You're right, you are giving your DD the gift of a sibling. Having them close in age means they'll have a playmate, and share secrets, and DD will get to be the leader and have someone who looks up to her. And long after you and your DH are gone, they'll still have each other. I hope that thought doesn't make you too emotional.
post #4 of 9
The hardest part for me is that the day I went to the hospital, dd2 was so small to me. She was my little baby. And now after coming home, though I know she hasn't changed and she's still my little baby.... she seems so big! Its like she grew in front of me, yet her size didn't matter to me before. I held her without thinking "gosh you're big" even throughout my pregnancy. Suddenly I'm having those, "Ugh, you're too heavy to carry" thoughts and they make me feel so guilty.

I'm tandem nursing, so that helps to create a continual bond there. And the love that she has for her sister is amazing! No jealousy at all, just sheer love and gentleness. When she holds her hand or strokes her hair while nursing, it takes everything i have not to cry in happiness. I too make it a point to put the baby down so I can hold dd2 and also nurse her without her sister sometimes. (today more than the baby actually)
post #5 of 9
Thread Starter 
Thank you so much for the sweet replies. I knew that you mamas would understand. You helped me to feel much better about how I'm feeling. And I know I'm just being hormonal. I really felt silly writing that post, but I stayed up all night thinking about this. I think they're going to induce me in the next few days if baby doesn't come and that's adding to the emotions too. I think maybe I can go take a nap now without dwelling on this. Thanks!

Ashley
post #6 of 9
Ashley,

Yes, I had those feelings before DD was born. Dread, in fact. I felt that I'd made a terrible, selfish mistake, thinking I could have another child and still be the mother I wanted to be for DD1. And, although there were some hard times (DD1 never cried a lot, but she cried more after the baby came along and her needs couldn't always be met immediately,) I soon realized, for the reasons mentioned by the pps, that having another was ultimately a great gift for all of us, DD1 included. I don't have any of that guilt about bringing a third child into our family (I am more worried about my own needs this time. )

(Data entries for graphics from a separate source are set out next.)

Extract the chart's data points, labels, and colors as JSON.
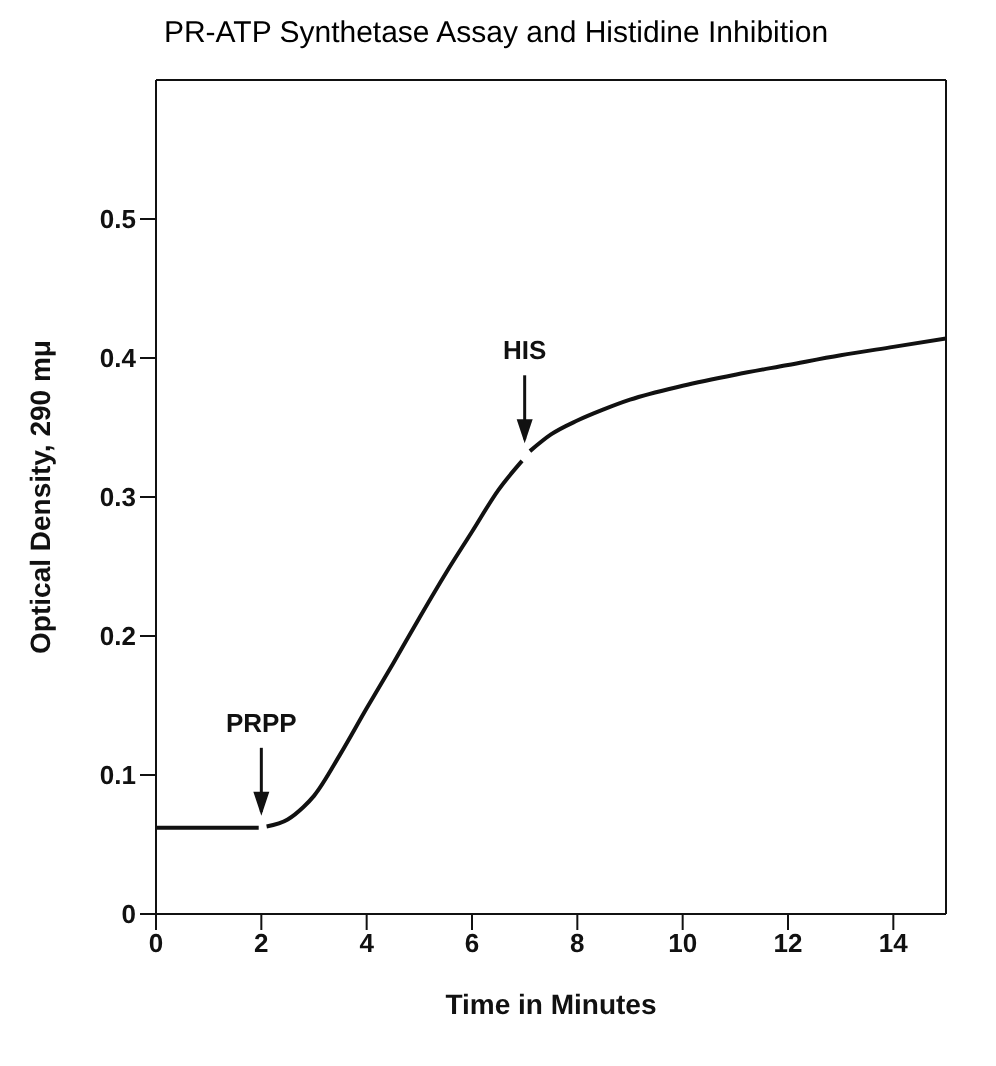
{
  "chart_data": {
    "type": "line",
    "title": "PR-ATP Synthetase Assay and Histidine Inhibition",
    "xlabel": "Time in Minutes",
    "ylabel": "Optical Density,  290 mμ",
    "x": [
      0,
      1,
      1.95,
      2,
      2.1,
      2.5,
      2.8,
      3,
      3.5,
      4,
      4.5,
      5,
      5.5,
      6,
      6.5,
      6.95,
      7,
      7.1,
      7.5,
      8,
      8.5,
      9,
      10,
      11,
      12,
      13,
      14,
      15
    ],
    "series": [
      {
        "color": "#111111",
        "values": [
          0.062,
          0.062,
          0.062,
          null,
          0.063,
          0.068,
          0.077,
          0.085,
          0.115,
          0.148,
          0.18,
          0.213,
          0.245,
          0.275,
          0.305,
          0.326,
          null,
          0.333,
          0.345,
          0.355,
          0.363,
          0.37,
          0.38,
          0.388,
          0.395,
          0.402,
          0.408,
          0.414
        ]
      }
    ],
    "annotations": [
      {
        "text": "PRPP",
        "x": 2,
        "y": 0.062
      },
      {
        "text": "HIS",
        "x": 7,
        "y": 0.33
      }
    ],
    "xlim": [
      0,
      15
    ],
    "xticks": [
      0,
      2,
      4,
      6,
      8,
      10,
      12,
      14
    ],
    "ylim": [
      0,
      0.6
    ],
    "yticks": [
      0,
      0.1,
      0.2,
      0.3,
      0.4,
      0.5
    ],
    "grid": false,
    "legend": false,
    "marker": "none",
    "line_style": "solid"
  }
}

Just wanted to chime in and say that your feelings are the normal feelings of an attached mother AND that, yes, hormones play a great role, but they are also legitimate feelings on their own.

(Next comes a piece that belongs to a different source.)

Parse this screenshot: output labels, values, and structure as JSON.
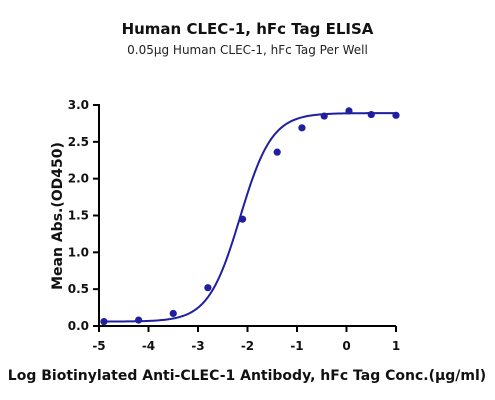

Still hoping your labor begins soon and you can avoid induction!! Hugs to you!

Emily
post #7 of 9
I think what you are feeling is totally normal. I bet anything the feelings will dissolve when you see your older DD interact with her sibling. When I see my boys and the love they have with their sister it melts my heart. They keep making me promise that she isn't going back in my stomach
You will feel much better when you see that sibling bond.
post #8 of 9
Thread Starter 
Thank you again for your stories. It's so nice to know what you feel is normal. That's what I love about MDC. Just found out that yes, I will be induced tomorrow, but I still think I'm going to go into labor on my own. I think I'm just starting to get anxious about knowing what it will be like. Oh, and DD has a stomach bug. I was planning on taking all of us for a nice relaxing dinner tonight but now we can't since she's sick and she has to go to my parents tonight and it's just adding to my weepiness. I know everything will be better tomorrow though, once I start having an idea what life will be like.
post #9 of 9
I was very weepy the day I went into labor with Maeve, VERY weepy and emotional.

I'm excited for you, Ashley, and will watch for your new baby post! Hope the birth goes great!!!